We can mostly-fix the bug by switching the order around: make a new empty directory, populate it, then mv the new directory into place (mving the old one out of the way) and only then rm -rf the (moved-out-of-the-way) old one. There's still a tiny window during which the deploy directory does not exist, but it's as small as possible. (Well, there's a potential to close it entirely with symlinks: see comments below.)

There's one last trick we can do, which I have never actually tested: we can get git to do most of the work, by using a different index file for each deploy directory. Git uses $GIT_INDEX_FILE, if it's set, or $GIT_DIR/index if not. So if we were to set GIT_INDEX_FILE=$GIT_DIR/index.$branch, we should get a file unique to the particular branch name. Then we can go back to the "check out a specific branch" form of git checkout and let it remove files if needed.

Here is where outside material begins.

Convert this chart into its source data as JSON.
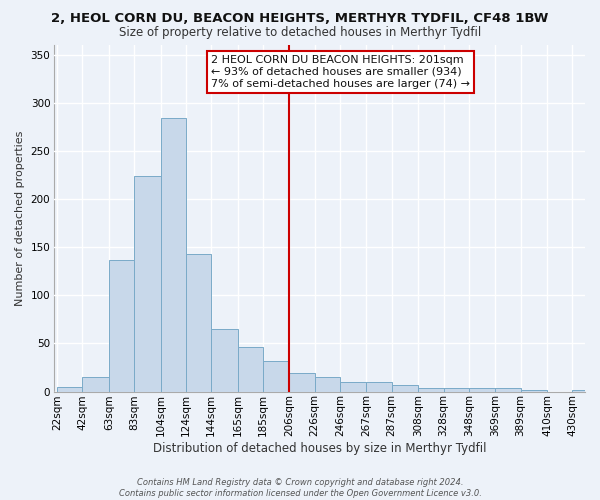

This last method opens the inconsistency window a bit wider: if git has to remove a dozen files and update or create another 100 files, whatever's using the deployed version has a lot more chances to see partial removes and/or updates as git checkout progresses. But it is a lot simpler and has less "wasted motion" in the work tree.

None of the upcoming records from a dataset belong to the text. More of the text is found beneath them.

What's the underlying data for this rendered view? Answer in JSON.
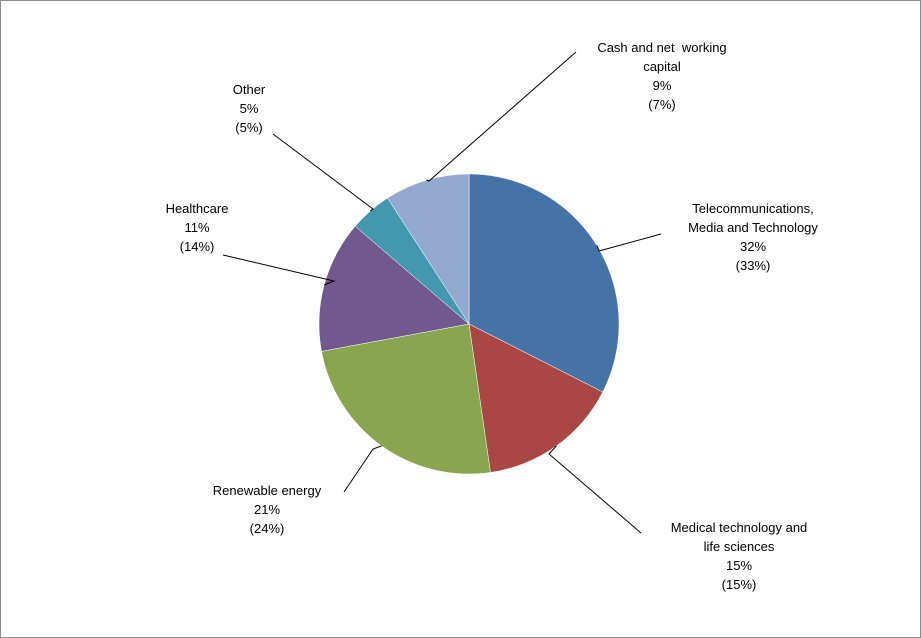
{
  "chart_data": {
    "type": "pie",
    "title": "",
    "start_angle_deg": 0,
    "direction": "clockwise",
    "slices": [
      {
        "name": "Telecommunications, Media and Technology",
        "value": 32,
        "label_lines": [
          "Telecommunications,",
          "Media and Technology",
          "32%",
          "(33%)"
        ],
        "color": "#4572A7"
      },
      {
        "name": "Medical technology and life sciences",
        "value": 15,
        "label_lines": [
          "Medical technology and",
          "life sciences",
          "15%",
          "(15%)"
        ],
        "color": "#AA4643"
      },
      {
        "name": "Renewable energy",
        "value": 24,
        "label_lines": [
          "Renewable energy",
          "21%",
          "(24%)"
        ],
        "color": "#89A54E"
      },
      {
        "name": "Healthcare",
        "value": 14,
        "label_lines": [
          "Healthcare",
          "11%",
          "(14%)"
        ],
        "color": "#71588F"
      },
      {
        "name": "Other",
        "value": 4.5,
        "label_lines": [
          "Other",
          "5%",
          "(5%)"
        ],
        "color": "#4198AF"
      },
      {
        "name": "Cash and net working capital",
        "value": 9,
        "label_lines": [
          "Cash and net  working",
          "capital",
          "9%",
          "(7%)"
        ],
        "color": "#93A9D0"
      }
    ]
  }
}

One final ironic musing, as it were

Note that our deploy function sets up a work tree—or maybe one of several, if we have multiple deployable branches—as a literal git work tree, possibly even using $GIT_WORK_TREE. It then clobbers whatever is in that work tree, replacing it with the latest version in the interesting branch. This is exactly what we said would be annoying, back in the "background" section. It's not annoying at all, it's just what we want!

Well, sort of. The nice thing about this work tree, vs that bare repository, is that you cannot accidentally cd /deploy/master, see a .git directory, and start working in it. There is no .git directory here. Nonetheless, the combination of "work directory here" plus "bare repository there" really just equals "regular, non-bare repository", in almost every sense.



标签: git branch